林川轻轻地将钟巧儿放在竹床上,开始为她疗伤。他双手不断地打出一道道法诀,灵力光芒在钟巧儿身上闪烁不定。过了许久,钟巧儿终于悠悠转醒。她缓缓睁开眼睛,眼神还有些迷茫和虚弱。
“多谢师父救命之恩。”
钟巧儿声音微弱,但充满了感激之情。
“说说你是怎么遇到那怪物的。”林川坐在床边,语气冷漠地问道。
钟巧儿喘了口气,努力回忆着说道:
“我本在洞府附近采摘灵草,突然之间,地面剧烈震动,那怪物就凭空出现了。它的模样恐怖至极,散发着令人恐惧的气息。我根本不是它的对手,只能拼命逃跑,不得已躲进了偏室,在昏迷前盖上兽皮,最后布置了傀儡猪以防被发现,让傀儡猪吸引怪物的注意。”
林川听着,心中暗自惊讶,这钟巧儿在如此危急的情况下,还能冷静地做出一系列应对措施,在傀儡术上竟有着如此高的天赋。

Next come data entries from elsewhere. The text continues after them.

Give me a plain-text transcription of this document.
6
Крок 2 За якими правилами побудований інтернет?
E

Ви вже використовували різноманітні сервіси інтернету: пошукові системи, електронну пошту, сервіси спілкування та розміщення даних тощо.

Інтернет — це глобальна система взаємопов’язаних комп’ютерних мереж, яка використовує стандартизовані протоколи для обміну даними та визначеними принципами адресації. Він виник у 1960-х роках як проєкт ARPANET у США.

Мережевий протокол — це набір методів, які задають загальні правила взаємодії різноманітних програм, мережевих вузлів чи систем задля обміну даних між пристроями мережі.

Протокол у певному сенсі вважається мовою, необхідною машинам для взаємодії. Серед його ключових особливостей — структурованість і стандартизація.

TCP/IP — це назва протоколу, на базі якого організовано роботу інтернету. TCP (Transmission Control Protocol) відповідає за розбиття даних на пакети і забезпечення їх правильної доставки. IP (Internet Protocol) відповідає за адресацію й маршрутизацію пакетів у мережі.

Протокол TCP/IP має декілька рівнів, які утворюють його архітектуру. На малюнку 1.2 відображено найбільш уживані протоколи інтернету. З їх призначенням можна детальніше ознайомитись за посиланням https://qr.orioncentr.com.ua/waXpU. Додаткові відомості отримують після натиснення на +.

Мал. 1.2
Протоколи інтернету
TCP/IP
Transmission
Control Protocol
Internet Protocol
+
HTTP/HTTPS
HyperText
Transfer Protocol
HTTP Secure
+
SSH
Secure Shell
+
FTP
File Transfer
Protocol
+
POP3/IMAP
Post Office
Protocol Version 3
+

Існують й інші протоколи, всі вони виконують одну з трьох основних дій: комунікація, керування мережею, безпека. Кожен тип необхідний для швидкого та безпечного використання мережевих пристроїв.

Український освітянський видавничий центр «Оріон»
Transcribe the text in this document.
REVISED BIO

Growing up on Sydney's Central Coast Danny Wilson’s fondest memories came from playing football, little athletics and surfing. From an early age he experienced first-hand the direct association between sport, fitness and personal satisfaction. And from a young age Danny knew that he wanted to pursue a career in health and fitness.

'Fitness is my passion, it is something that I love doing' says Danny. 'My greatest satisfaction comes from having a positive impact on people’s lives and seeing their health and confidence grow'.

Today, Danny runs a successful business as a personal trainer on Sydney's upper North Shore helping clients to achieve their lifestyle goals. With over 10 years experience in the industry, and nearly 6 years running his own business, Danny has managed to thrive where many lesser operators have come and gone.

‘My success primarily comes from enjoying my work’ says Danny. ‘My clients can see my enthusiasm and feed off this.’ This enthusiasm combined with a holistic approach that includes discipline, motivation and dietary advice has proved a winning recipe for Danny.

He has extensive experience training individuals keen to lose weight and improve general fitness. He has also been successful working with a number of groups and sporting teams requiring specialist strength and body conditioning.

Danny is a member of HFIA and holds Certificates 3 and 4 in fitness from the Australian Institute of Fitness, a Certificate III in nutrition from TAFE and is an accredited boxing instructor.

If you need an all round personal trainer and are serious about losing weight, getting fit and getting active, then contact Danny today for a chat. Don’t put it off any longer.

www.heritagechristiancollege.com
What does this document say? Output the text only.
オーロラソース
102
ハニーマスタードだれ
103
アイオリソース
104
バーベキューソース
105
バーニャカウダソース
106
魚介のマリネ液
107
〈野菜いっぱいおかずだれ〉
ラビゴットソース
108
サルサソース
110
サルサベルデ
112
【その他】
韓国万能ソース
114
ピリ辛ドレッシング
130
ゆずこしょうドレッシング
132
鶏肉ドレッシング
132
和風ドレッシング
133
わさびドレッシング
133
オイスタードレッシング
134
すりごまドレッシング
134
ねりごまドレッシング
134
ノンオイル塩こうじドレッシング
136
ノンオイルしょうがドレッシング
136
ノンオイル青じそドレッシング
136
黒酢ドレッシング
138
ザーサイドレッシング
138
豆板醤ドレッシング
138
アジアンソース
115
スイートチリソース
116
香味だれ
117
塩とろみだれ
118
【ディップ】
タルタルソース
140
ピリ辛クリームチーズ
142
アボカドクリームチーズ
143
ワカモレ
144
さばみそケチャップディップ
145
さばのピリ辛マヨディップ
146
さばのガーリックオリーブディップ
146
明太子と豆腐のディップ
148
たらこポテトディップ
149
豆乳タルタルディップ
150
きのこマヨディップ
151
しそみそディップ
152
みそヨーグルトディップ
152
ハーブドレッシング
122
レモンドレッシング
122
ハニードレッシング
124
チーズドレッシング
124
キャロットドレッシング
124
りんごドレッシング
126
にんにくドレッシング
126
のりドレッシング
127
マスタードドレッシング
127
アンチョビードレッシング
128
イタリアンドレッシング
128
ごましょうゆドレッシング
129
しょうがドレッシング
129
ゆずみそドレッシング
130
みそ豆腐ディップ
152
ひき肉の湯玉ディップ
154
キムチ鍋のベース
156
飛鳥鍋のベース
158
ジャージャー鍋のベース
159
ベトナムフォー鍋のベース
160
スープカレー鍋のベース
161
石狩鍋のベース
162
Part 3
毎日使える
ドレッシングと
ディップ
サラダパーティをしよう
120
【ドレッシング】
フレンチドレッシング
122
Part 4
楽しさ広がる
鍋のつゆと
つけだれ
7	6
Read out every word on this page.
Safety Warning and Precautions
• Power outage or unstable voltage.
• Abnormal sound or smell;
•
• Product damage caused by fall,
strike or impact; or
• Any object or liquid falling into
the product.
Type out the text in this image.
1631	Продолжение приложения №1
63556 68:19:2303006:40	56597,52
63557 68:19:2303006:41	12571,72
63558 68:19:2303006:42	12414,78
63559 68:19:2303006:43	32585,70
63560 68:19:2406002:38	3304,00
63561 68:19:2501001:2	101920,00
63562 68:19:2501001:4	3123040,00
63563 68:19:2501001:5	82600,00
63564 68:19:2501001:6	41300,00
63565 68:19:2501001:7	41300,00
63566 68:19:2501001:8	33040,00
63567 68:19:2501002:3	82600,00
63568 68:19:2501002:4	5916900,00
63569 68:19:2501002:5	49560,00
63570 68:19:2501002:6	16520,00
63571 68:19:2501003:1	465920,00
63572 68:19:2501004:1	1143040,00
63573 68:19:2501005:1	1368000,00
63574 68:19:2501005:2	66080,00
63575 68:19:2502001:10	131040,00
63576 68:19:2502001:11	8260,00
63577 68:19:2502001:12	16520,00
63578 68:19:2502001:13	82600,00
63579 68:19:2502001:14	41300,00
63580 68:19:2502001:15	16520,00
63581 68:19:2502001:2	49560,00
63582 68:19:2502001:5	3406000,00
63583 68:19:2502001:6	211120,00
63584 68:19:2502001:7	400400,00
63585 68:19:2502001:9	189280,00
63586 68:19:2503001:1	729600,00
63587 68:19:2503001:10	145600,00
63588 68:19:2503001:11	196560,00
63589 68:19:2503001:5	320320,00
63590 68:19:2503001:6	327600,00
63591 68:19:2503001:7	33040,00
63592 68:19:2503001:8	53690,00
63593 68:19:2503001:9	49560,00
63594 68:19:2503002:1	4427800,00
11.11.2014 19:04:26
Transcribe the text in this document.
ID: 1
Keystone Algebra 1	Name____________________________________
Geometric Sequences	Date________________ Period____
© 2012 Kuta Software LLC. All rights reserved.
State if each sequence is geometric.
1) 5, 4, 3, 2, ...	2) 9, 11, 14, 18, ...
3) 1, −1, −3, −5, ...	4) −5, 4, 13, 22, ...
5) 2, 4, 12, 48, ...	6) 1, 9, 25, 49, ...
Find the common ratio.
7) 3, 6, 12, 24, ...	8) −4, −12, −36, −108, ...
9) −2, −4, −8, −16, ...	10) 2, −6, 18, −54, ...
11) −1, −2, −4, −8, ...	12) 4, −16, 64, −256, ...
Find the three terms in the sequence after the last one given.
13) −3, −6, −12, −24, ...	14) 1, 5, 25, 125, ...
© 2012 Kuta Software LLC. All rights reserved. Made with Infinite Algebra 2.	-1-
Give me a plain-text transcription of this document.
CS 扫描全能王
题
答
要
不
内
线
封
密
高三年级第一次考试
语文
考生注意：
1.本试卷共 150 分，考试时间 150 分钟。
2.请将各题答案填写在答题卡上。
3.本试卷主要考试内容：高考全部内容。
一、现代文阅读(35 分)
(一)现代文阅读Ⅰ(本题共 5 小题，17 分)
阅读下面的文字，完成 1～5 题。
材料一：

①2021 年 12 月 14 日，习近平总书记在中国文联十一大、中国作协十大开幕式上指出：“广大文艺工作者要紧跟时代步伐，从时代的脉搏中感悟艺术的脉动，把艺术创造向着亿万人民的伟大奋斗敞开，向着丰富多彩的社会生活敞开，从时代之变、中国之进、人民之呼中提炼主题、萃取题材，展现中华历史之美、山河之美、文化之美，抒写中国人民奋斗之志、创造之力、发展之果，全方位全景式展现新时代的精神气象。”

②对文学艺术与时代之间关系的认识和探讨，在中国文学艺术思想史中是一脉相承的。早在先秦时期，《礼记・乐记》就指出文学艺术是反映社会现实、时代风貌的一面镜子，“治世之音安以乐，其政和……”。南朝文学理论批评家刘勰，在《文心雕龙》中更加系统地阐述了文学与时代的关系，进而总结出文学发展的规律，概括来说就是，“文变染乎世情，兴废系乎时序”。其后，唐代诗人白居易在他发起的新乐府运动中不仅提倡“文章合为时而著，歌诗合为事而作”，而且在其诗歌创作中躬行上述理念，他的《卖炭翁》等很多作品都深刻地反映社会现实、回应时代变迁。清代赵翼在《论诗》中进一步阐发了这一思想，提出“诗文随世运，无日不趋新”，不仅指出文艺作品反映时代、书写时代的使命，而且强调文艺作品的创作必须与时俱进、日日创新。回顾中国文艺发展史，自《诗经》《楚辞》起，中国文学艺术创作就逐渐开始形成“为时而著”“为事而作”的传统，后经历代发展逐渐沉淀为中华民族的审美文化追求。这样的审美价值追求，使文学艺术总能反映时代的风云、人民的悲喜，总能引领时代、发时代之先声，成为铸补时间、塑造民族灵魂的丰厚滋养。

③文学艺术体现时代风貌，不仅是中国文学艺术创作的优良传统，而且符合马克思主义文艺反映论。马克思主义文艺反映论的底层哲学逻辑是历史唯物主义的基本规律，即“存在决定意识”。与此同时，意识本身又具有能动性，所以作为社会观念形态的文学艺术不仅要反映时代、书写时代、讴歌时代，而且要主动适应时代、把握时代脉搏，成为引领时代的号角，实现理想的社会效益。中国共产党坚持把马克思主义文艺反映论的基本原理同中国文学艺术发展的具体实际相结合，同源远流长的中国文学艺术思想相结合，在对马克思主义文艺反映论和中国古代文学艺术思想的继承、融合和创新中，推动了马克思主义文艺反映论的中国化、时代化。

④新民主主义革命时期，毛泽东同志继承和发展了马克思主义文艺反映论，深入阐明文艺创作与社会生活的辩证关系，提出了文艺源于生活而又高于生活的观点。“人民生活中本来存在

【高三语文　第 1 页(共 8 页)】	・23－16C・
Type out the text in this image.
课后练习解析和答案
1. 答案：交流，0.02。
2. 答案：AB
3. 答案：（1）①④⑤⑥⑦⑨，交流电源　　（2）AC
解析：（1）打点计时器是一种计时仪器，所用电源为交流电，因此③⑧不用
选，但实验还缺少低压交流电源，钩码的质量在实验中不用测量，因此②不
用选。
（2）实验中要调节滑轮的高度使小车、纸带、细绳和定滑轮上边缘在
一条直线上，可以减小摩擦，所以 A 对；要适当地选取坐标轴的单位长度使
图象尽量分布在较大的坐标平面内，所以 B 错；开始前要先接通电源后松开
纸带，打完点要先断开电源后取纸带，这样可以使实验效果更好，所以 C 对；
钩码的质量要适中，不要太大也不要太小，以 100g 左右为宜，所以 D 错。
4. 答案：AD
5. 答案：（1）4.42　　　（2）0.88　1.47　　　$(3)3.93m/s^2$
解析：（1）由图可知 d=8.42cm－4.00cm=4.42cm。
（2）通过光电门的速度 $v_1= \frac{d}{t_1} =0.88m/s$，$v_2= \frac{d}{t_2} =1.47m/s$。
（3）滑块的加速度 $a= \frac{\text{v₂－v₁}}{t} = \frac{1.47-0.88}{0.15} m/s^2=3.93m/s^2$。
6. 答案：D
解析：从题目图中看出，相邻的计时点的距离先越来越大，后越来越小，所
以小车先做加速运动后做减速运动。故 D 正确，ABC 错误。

“张圣幽,这丫头在傀儡术上天赋不错,得给她搞几本傀儡术的修行秘籍,好好培养一番,说不定日后能成为一大助力。”
林川在心中说道。
“前辈,宗门内的藏法阁中有此类秘籍。不过那里管理严格,需要一定的权限才能获取高级的秘籍。”
张圣幽回应道。
安排好钟巧儿后,林川决定前往藏法阁。
藏法阁矗立在宗门的一处幽静之地,周围环绕着古老而高大的树木,阳光透过树叶的缝隙洒下斑驳而细碎的光影。
林川来到藏法阁前,却只见阁楼那扇厚重的大门紧闭着。
他伸手推开大门,大步流星地走进藏法阁。
藏法阁内弥漫着淡淡的檀香气息,一排排书架整齐排列,书籍琳琅满目,让人目不暇接。
他在下面两层仔细地翻看了许多书籍但这些秘籍要么过于基础,对钟巧儿的修行帮助不大;要么与钟巧儿的天赋不太匹配,无法发挥她的潜力。于是,他摇摇头朝着通往第三层的楼梯走去。
“站住!第三层只有长老才能上去。”
一位头发花白的修士从阴影中缓缓走出,拦住了林川的去路。
“这是藏法阁的管事莫尘,是个老倔驴!要不是这家伙偏偏也是炼气十二层,我早弄死他了!”
张圣幽一看见这个修士立即气急败坏在海底说道。
林川听着张圣幽的话语,停下脚步仔细打量着莫尘。
这莫尘年事已高,满脸皱纹,头发花白,眼神却依旧犀利。
“我已筑基,为何不能上去?”
林川皱眉道,,对于此人无故阻拦自己心中有些不悦。
“你虽筑基,但尚未完成长老任务,还算不得正式长老。这是宗门的规矩,不能破例。”
莫尘面无表情,语气坚定如铁,没有丝毫商量的余地。
莫尘此人寿命将近,早已看淡生死,故而并向来不惧怕任何人,包括恶名昭著的张圣幽,这也是张圣幽一见到他就气都不打一处来的原因。
张圣幽在识海内隐忍不住,直接跳出来替林川说道:
“哼!老东西,还敢拦你爷爷,睁大你的狗眼看看,爷爷我现在可是筑基!小心让你吃不了兜着走!”
莫尘却丝毫不惧,冷笑一声说道:
“这里是藏法阁,容不得你放肆!不管你是谁,就是筑基又如何?我前面已经说了你还不是正是长老,既然不是,就要给我遵守规矩!”